One of my goals for this trip was to explore new places. Hoi An was definitely on my bucket list and I’m so happy I got to thick this one off. My parents and I hired a driver for four days who drove us directly from Song Cau to Hoi An and Da Nang, and took us around all the places we wanted to go. Super convenient in terms of seeing as much as possible in a short amount of time.
Known for its yellow UNESCO Ancient Town and lanterns that adorn the streets, Hoi An was one of my favourite destinations. I loved the Old Town vibe, walking along the riverside at dusk, the colourful wooden boats, and just the whole atmosphere! I regret being too lazy to bring my DSLR camera, because these iPhone snaps just don’t do justice.
Next stop on the itinerary was Da Nang, a 40-minutes drive from Hoi An. We spent in total three days in this city, which I personally think was a pretty decent amount of time to explore the main attractions, including the Marble Mountains, Linh Ung Pagoda (Chùa Linh Ứng), Han River, the Dragon Bridge, and of course, the new famous Golden Bridge in Ba Na Hills.

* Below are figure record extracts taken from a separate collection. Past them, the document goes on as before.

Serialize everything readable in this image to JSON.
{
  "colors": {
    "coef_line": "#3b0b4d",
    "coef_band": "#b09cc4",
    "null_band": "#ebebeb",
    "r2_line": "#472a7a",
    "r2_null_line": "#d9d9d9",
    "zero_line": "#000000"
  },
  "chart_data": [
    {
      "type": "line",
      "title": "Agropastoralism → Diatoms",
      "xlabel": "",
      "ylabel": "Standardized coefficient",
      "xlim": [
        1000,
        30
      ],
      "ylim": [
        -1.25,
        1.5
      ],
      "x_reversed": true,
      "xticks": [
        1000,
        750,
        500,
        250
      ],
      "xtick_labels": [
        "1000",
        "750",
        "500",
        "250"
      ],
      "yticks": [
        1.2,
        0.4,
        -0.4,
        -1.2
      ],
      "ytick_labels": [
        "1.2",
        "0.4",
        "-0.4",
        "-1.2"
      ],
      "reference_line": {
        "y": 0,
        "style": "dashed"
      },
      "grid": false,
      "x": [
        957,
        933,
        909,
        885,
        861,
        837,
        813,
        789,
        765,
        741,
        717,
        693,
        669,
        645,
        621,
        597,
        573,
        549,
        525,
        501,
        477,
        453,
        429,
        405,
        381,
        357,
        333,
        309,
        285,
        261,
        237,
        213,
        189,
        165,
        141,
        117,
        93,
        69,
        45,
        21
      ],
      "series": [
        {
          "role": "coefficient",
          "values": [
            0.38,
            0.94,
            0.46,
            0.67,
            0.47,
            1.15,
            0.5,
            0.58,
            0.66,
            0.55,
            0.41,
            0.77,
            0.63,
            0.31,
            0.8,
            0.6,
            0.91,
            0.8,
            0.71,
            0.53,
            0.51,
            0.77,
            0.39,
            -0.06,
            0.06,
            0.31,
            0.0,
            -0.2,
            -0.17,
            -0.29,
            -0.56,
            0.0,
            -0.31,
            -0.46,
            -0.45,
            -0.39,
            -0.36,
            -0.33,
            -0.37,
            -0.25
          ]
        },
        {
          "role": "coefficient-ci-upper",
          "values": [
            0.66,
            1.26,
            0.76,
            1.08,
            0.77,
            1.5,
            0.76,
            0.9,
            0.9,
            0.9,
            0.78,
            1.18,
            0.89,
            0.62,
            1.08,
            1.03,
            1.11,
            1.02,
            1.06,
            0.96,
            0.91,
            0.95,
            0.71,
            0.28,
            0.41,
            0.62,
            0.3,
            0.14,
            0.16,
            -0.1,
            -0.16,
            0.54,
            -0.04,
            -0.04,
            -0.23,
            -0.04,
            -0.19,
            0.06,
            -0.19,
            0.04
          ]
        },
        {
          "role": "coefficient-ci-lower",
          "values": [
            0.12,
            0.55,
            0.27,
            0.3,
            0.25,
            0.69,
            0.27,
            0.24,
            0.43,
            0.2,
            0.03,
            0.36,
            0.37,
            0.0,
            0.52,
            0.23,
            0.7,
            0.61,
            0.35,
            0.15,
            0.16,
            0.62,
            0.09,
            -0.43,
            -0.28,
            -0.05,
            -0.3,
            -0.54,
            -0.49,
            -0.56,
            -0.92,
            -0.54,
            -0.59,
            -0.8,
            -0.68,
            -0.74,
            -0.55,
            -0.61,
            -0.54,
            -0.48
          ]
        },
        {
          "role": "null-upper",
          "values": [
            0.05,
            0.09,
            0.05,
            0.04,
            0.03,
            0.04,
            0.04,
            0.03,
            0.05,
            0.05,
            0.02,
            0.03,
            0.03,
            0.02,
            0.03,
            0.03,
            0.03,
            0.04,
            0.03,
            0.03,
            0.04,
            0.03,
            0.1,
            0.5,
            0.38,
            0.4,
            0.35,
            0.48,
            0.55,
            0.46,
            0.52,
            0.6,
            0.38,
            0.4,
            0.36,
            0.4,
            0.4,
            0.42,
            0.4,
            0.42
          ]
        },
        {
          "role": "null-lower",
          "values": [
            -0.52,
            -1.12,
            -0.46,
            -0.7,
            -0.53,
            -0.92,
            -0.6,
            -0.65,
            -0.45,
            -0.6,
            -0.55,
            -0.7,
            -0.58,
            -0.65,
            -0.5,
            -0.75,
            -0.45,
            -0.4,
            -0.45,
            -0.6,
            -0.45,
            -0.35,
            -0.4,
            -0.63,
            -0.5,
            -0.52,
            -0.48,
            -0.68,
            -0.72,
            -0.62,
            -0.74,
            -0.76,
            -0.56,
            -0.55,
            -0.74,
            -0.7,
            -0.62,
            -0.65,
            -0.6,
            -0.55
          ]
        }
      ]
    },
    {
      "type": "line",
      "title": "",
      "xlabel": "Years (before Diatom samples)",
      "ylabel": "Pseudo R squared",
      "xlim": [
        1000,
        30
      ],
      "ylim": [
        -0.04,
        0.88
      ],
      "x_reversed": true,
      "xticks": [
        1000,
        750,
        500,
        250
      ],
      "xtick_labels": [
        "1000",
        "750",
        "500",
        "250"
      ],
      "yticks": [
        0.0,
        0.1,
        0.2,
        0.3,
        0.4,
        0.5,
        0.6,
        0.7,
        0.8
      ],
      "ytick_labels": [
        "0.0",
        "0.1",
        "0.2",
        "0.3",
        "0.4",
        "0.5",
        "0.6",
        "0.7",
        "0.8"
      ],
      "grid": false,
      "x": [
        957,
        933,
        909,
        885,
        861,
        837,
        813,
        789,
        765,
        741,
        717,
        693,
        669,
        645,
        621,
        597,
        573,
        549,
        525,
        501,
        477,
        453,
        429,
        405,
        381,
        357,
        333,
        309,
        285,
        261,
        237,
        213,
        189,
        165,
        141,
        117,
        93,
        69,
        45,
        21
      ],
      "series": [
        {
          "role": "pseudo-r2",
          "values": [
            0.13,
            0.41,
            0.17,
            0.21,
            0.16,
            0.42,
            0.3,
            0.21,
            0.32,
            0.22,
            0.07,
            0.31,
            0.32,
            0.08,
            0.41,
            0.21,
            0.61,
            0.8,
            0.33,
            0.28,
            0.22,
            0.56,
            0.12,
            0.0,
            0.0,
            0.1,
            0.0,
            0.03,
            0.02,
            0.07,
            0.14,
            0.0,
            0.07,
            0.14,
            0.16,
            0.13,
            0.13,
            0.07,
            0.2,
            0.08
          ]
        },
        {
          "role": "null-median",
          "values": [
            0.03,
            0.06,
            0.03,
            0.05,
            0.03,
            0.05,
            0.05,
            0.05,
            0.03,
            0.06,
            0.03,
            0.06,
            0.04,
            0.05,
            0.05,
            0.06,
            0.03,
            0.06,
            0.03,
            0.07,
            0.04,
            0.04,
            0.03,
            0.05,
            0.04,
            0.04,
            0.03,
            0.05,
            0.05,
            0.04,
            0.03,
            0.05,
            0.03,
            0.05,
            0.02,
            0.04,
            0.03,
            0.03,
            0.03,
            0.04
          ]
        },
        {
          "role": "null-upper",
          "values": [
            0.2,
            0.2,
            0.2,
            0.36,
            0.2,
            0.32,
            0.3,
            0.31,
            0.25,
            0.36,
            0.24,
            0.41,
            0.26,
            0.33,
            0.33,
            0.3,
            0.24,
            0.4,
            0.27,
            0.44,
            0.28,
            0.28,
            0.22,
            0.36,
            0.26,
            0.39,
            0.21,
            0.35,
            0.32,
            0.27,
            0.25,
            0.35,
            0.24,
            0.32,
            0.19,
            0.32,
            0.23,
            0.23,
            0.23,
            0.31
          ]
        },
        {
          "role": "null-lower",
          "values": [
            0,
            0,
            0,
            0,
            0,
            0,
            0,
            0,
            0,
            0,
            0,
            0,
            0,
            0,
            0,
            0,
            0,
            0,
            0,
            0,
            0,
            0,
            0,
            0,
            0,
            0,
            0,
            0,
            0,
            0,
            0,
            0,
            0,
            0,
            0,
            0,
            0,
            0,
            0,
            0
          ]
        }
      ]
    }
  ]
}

The Golden Bridge is 150-metre-long pedestrian bridge that opened in June 2018 as an extension of Ba Na Hills Sun World. You have to take a cable car to get there, and once arrived there’s a huge amusement park on top of the mountain. The entire place was founded in 1919 by French colonists hence the French villages and European vibes. Quite an interesting place to be honest. Not sure if I loved it, but certainly worth the day-trip.
Sun World is located 1414 meters above sea level, so once we got to the top it was super foggy and chilly. I had priorly read many reviews from visitors that couldn’t see anything due to the bad weather so I was a bit nervous about that, but luckily we got some sun throughout the day - and we actually saw the bridge.
After Da Nang, we travelled back to my grandparent’s village for a few days before setting off to Nha Trang for a relaxing vacation. Again we rented a driver to take us around during our three days stay. My parents spent most of the time visiting friends in Champa Island while I went around exploring by myself. One of the days I asked the driver to drive me to Da Lat, which he happily did. The two of us went on a little road trip, which I didn’t tell my parents about until we got back because it was such a long drive and they told me not to bother the driver more than necessary haha. But hey! If not now, when?
Da Lat is a city in the Central Highlands region located 1500 meters above sea level, which you can imagine meant it was really cold compared to other cities - especially coming straight from tropical Nha Trang. I was not prepared for it as you can see. Anyway, it was a very fun and spontaneous trip and I’m glad I got to experience “The City of Eternal Spring”. The drive there was half the experience itself and I just loved seeing the way people lived in the villages because it was so different from anywhere else I had been. Cows were casually blocking the roads, kids were playing out in the streets, at night it was pitch black with no signs of electricity and technology… I felt like we had travelled back in time.
Although I visited a few more places, these were the main highlights I thought were worth sharing. Thanks for making it to the end of this post - I hope the photos inspired you to visit some of these places! Overall, my experience in Vietnam was amazing and I’m glad I got to document a little bit of it. Of course there is only so much I can share from a two-months adventure, but something is better than nothing right? Looking forwards to what’s next!